REVISÃO DE OBRIGAÇÕES DURANTE A PANDEMIA

28 de abril de 2020 - Direito Civil

(Victor Leal)

Diante da pandemia ocasionada pela Covid-19, diversas medidas foram adotadas pelos governos federal e estaduais para conter o avanço da doença, o que têm gerado reflexos na esfera econômica e aumentado as incertezas quanto à possibilidade ou impossibilidade do cumprimento dos contratos já celebrados.

Por conta disso, importa relembrar alguns mecanismos jurídicos previstos na legislação aptos a mitigar riscos e penalidades a que estão sujeitos os contratantes em eventual descumprimento da avença.

Exemplificativamente, prevê o art. 393 do CC[1] a exclusão da responsabilidade do devedor pelo inadimplemento das obrigações em razão de eventos imprevisíveis e inevitáveis à época da celebração do contrato, gerando um impedimento real e comprovado da impossibilidade de seu cumprimento.

Ainda, em se tratando de contratos de execução continuada ou diferida, é prevista a possibilidade de resolução quando, para uma das partes, a situação se tornar onerosamente excessiva em razão de evento extraordinário e imprevisível que desequilibre a situação econômico-financeira que havia no início do contrato. Assim prevê o art. 478 do CC “nos contratos de execução continuada ou diferida, se a prestação de uma das partes se tornar excessivamente onerosa, com extrema vantagem para a outra, em virtude de acontecimentos extraordinários e imprevisíveis, poderá o devedor pedir a resolução do contrato (…).

A propósito, o Superior Tribunal de Justiça já decidiu que “a intervenção do Poder Judiciário nos contratos, à luz da teoria da imprevisão ou da teoria da onerosidade excessiva, exige a demonstração de mudanças supervenientes das circunstâncias iniciais vigentes à época da realização do negócio, oriundas de evento imprevisível (teoria da imprevisão) e de evento imprevisível e extraordinário (teoria da onerosidade excessiva), que comprometa o valor da prestação, demandando tutela jurisdicional específica.[2]

Essas possíveis soluções demandam comprovação por parte do inadimplente quanto à impossibilidade de cumprimento da obrigação previamente acertada em virtude dos impactos ocasionados pela pandemia, não bastando uma mera alegação genérica.

Partindo de tais premissas, já existem julgados sobre revisão judicial de contratos na pandemia de Covid-19 pela teoria da imprevisão.

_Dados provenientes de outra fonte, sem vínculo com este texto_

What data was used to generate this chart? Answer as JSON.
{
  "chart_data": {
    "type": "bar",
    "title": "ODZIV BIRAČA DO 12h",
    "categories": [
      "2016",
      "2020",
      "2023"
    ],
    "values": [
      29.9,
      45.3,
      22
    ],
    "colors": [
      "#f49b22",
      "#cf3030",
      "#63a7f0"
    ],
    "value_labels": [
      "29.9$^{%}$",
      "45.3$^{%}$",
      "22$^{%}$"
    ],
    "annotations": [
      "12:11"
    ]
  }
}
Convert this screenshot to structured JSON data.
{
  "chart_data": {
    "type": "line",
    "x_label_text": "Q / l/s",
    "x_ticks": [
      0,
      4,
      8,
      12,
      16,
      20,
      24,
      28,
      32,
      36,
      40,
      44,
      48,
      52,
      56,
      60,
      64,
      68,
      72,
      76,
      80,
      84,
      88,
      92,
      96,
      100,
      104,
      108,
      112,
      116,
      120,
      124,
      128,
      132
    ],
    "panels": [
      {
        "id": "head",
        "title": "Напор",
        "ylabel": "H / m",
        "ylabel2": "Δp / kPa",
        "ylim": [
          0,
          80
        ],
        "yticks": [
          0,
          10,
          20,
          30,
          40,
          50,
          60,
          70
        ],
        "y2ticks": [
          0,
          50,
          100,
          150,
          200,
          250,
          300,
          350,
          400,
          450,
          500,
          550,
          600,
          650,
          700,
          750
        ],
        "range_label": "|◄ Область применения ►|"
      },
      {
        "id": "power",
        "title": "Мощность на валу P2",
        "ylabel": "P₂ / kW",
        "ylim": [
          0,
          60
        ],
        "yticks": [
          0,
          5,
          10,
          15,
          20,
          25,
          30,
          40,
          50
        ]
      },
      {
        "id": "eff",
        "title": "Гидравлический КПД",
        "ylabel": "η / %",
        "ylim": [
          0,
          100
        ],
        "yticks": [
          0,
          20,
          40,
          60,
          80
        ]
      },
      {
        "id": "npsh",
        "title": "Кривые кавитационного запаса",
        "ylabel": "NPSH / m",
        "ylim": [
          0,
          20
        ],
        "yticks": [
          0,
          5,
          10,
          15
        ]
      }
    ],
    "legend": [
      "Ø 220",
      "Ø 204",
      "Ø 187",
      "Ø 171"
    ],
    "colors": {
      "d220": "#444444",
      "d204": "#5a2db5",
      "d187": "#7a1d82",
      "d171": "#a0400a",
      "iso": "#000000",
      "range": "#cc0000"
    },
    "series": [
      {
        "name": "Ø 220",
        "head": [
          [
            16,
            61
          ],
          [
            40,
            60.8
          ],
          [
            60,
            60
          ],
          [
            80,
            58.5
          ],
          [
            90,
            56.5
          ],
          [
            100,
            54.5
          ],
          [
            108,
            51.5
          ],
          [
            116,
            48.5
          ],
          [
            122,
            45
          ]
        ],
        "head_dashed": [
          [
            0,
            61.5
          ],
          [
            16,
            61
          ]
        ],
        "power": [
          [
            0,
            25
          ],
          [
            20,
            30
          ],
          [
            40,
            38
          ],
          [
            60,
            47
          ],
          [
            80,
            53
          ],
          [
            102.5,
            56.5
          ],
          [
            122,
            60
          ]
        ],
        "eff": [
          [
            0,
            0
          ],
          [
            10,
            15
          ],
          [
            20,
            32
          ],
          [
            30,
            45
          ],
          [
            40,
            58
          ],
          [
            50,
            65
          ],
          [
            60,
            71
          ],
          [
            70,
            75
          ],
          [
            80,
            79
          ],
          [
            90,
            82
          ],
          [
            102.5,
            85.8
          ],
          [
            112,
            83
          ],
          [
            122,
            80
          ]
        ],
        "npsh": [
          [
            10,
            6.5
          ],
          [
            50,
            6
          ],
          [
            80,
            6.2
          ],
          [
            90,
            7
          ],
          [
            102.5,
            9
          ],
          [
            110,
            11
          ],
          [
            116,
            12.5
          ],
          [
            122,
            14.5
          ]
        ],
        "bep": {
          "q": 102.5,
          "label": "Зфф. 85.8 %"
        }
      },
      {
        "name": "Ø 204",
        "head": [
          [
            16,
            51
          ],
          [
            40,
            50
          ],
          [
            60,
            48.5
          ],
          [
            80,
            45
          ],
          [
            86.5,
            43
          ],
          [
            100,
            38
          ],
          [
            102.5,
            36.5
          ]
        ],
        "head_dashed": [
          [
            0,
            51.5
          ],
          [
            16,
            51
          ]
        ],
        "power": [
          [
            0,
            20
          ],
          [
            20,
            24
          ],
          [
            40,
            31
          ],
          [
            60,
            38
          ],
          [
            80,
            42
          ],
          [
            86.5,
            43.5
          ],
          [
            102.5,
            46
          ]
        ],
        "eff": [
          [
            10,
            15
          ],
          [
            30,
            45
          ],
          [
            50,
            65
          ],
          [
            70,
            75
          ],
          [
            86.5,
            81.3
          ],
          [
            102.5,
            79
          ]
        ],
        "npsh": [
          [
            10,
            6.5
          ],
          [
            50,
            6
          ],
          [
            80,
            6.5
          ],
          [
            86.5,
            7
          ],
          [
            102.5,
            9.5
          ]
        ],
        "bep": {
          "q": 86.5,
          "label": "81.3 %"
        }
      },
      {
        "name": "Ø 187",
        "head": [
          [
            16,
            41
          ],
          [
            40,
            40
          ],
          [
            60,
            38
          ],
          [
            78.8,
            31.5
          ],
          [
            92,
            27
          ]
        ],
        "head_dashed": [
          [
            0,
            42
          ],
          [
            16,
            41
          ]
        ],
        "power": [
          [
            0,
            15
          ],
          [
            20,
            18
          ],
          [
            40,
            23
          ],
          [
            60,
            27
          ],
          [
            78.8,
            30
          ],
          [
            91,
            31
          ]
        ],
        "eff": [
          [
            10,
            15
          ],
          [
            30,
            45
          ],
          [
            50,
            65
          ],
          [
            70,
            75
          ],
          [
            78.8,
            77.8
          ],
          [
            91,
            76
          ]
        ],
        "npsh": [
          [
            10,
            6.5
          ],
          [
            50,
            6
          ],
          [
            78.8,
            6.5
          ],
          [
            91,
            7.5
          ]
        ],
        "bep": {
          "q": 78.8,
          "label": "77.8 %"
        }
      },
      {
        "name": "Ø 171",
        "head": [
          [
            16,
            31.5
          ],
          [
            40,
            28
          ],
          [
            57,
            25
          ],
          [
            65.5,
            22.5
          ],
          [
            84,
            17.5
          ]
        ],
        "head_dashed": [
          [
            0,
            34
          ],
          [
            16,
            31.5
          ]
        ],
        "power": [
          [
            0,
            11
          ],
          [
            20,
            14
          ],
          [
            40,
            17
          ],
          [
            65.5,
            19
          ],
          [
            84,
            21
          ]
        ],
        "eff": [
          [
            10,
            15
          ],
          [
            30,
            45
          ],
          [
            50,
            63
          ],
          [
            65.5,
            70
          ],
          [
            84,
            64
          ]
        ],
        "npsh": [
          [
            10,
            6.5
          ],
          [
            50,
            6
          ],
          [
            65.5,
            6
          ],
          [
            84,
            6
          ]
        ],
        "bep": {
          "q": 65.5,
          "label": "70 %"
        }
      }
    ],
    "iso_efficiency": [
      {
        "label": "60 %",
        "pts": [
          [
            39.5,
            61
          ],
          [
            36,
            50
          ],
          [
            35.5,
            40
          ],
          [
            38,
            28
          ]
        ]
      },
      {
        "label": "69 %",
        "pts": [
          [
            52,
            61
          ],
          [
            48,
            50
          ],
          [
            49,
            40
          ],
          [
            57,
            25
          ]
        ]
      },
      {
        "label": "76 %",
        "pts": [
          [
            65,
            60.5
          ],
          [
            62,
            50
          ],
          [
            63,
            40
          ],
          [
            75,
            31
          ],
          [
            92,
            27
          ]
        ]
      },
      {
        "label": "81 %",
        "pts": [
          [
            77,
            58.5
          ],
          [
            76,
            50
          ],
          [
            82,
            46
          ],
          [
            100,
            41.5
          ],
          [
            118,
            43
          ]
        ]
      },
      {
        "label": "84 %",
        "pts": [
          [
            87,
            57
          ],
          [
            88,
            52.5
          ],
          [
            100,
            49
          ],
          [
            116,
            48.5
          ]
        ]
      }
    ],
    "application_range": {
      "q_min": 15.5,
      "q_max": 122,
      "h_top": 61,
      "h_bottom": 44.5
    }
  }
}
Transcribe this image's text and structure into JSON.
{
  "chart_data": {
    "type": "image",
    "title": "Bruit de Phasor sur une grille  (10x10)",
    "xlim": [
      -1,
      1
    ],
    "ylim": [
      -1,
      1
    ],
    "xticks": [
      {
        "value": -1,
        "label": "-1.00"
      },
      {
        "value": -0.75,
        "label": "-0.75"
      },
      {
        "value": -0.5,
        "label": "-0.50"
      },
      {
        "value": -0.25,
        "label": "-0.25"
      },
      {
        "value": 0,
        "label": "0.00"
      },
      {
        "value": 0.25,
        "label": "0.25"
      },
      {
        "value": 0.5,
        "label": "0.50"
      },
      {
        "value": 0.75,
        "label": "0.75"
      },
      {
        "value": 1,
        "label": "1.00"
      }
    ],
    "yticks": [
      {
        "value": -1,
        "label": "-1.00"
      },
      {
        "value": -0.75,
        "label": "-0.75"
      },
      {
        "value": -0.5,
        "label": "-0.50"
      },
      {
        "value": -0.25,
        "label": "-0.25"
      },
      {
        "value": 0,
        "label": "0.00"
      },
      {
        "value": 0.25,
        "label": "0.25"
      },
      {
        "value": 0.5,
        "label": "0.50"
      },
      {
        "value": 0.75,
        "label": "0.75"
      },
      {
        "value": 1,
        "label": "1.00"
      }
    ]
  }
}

O Desembargador José Eustáquio de Castro Teixeira, integrante da 8ª Turma Cível do E.TJDFT, deixou consignado, em síntese, que entra em ação o Princípio da Imprevisão, autorizando-se a modulação das obrigações quando evento externo, imprevisível, ataca a relação jurídica e a torna difícil de ser executada para um dos seus polos. Dependendo da situação, portanto, poderá o Juiz relativizar o cumprimento da obrigação, preservando até mesmo o próprio Contrato, pois a sua não relativização levaria ao rompimento da relação jurídica, prejudicando o próprio credor”.

Portanto, embora exista possibilidade de revisão das obrigações em razão da imprevisibilidade dos efeitos causados pela Pandemia de Covid-19, será necessária análise de cada caso concreto, já que a flexibilização dos termos pactuados não pode ser vista como um salvo conduto para inadimplemento generalizado.


[1] Art. 393. O devedor não responde pelos prejuízos resultantes de caso fortuito ou força maior, se expressamente não se houver por eles responsabilizado.

Parágrafo único. O caso fortuito ou de força maior verifica-se no fato necessário, cujos efeitos não era possível evitar ou impedir.

[2] REsp 1321614/SP, Rel. Ministro PAULO DE TARSO SANSEVERINO, Rel. p/ Acórdão Ministro RICARDO VILLAS BÔAS CUEVA, TERCEIRA TURMA, julgado em 16/12/2014, DJe 03/03/2015. Destaques nossos.